Greater Toronto Marketing Alliance
- Founded: 1997
- Type: Foreign Direct Investment
- Focus: Foreign Direct Investment, Investment Attraction
- Location(s): 350 Bay Street Toronto, Ontario, Canada M5H 2S6;
- Region served: Halton, Peel, Toronto, York, Durham
- Key people: Mayor David Ryan, Chair George Hanus, President & CEO Tony Romano, Vice President, Corporate & Investor Services
- Website: https://greatertoronto.org

= Greater Toronto Marketing Alliance =

The Greater Toronto Marketing Alliance (GTMA) is a "public-private partnership that serves as the key point of contact for businesses exploring opportunities in the Greater Toronto Area (GTA)". The partnership is a collaboration of the 29 municipalities and regions in the Greater Toronto Area, the governments of Ontario and Canada, several not-for-profit organizations, and a number of private sector corporations. The GTMA provides business information and site selection services to prospective investors at no cost.

==About GTMA==

===Regions and Communities Served===
The GTMA represents the 25 communities and 4 regional municipalities contained within the GTA, and on behalf of its regional partners promotes the GTA's investment value proposition to international investors

Regions: Toronto, Durham, Halton, Peel (Town of Caledon, City of Mississauga, and the City of Brampton only), and York.

===History===
In 1997, former President of the Toronto Board of Trade, George A. Fierheller
became the Founding Chair of a new organization "sponsored by the Mayors and Regional Chairs Committee led by Mayor Hazel McCallion and Mayor Gordon Krantz, and an ad hoc group of the 29 Boards of Trade and Chambers of Commerce in the Greater Toronto Area (GTA)". They named this new organization 'The Greater Toronto Marketing Alliance' and announced that its directive would be to "expand the economy of the Greater Toronto Area by raising the profile of the region internationally to attract new investment and employment".

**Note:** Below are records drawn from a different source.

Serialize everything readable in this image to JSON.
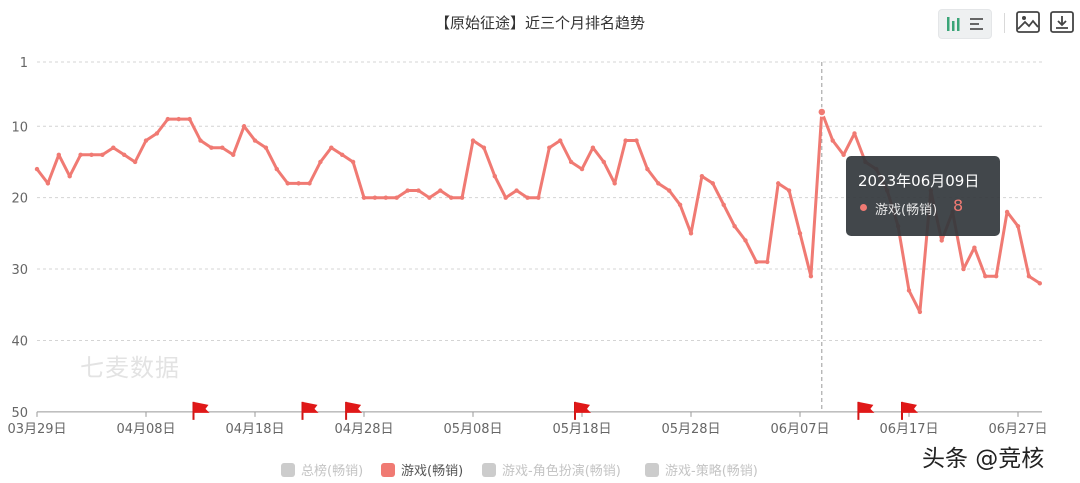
{
  "title": "【原始征途】近三个月排名趋势",
  "watermark": "七麦数据",
  "credit": "头条 @竞核",
  "toolbar": {
    "icons": [
      "bar-chart-icon",
      "list-icon",
      "image-save-icon",
      "download-icon"
    ]
  },
  "tooltip": {
    "date": "2023年06月09日",
    "series": "游戏(畅销)",
    "value": "8",
    "color": "#f07a73"
  },
  "legend": [
    {
      "label": "总榜(畅销)",
      "color": "#cccccc",
      "active": false
    },
    {
      "label": "游戏(畅销)",
      "color": "#f07a73",
      "active": true
    },
    {
      "label": "游戏-角色扮演(畅销)",
      "color": "#cccccc",
      "active": false
    },
    {
      "label": "游戏-策略(畅销)",
      "color": "#cccccc",
      "active": false
    }
  ],
  "chart_data": {
    "type": "line",
    "x_start": "03月29日",
    "x_tick_labels": [
      "03月29日",
      "04月08日",
      "04月18日",
      "04月28日",
      "05月08日",
      "05月18日",
      "05月28日",
      "06月07日",
      "06月17日",
      "06月27日"
    ],
    "y_tick_labels": [
      "1",
      "10",
      "20",
      "30",
      "40",
      "50"
    ],
    "y_ticks": [
      1,
      10,
      20,
      30,
      40,
      50
    ],
    "ylim": [
      1,
      50
    ],
    "y_inverted": true,
    "grid": true,
    "series": [
      {
        "name": "游戏(畅销)",
        "color": "#f07a73",
        "values": [
          16,
          18,
          14,
          17,
          14,
          14,
          14,
          13,
          14,
          15,
          12,
          11,
          9,
          9,
          9,
          12,
          13,
          13,
          14,
          10,
          12,
          13,
          16,
          18,
          18,
          18,
          15,
          13,
          14,
          15,
          20,
          20,
          20,
          20,
          19,
          19,
          20,
          19,
          20,
          20,
          12,
          13,
          17,
          20,
          19,
          20,
          20,
          13,
          12,
          15,
          16,
          13,
          15,
          18,
          12,
          12,
          16,
          18,
          19,
          21,
          25,
          17,
          18,
          21,
          24,
          26,
          29,
          29,
          18,
          19,
          25,
          31,
          8,
          12,
          14,
          11,
          15,
          16,
          19,
          24,
          33,
          36,
          19,
          26,
          22,
          30,
          27,
          31,
          31,
          22,
          24,
          31,
          32
        ]
      }
    ],
    "highlight_index": 72,
    "flag_indices": [
      15,
      25,
      29,
      50,
      76,
      80
    ]
  }
}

In 2002 George A. Fierheller retired as Chair of the GTMA. Renato Discenza served from 2002 to 2005, followed by David Gavsie from 2005 to 2007

The current chairman is Lou Milrad

===Corporate Structure===
The GTMA was established as a Public-Private Partnership often known as a PPP. The GTMA receives about 60% of its funding from government, the majority from member municipalities who contribute the bulk of the government support, with the provincial and federal levels making up the rest. The remaining 40% of the GTMA's operating budget comes from the private sector.

The GTMA is governed by a 24-member board of directors from both the public and private sector.

===Mission===
The GTMA's mission and mandate is to expand the economy of the Greater Toronto Area by raising the profile of the region internationally to attract new investment and employment.
The GTMA's mandate is to provide all-encompassing services to investors interested in the Greater Toronto Area and to ensure that the Greater Toronto Area is positioned internationally as a preferred business location.

===Services===
Prospective investors working with the GTMA receive support and guidance from human resource consultants, financial and legal advisors, and commercial/industrial real estate professionals. They also benefit from key contacts with corporate executives and senior government officials.

In addition, the GTMA regularly hosts events to promote collaboration between various local and international companies, government organizations, foreign consulates and boards of trade. Notable examples include the GTMA's International Leaders Breakfast Club and the GTMA's Annual Celebrity Golf Tournament

==GTMA Publications==
The Greater Toronto Marketing Alliance periodically undertakes key industry sector studies and research that profile the GTA and develop GTA-wide regional data useful for both local and international organizations.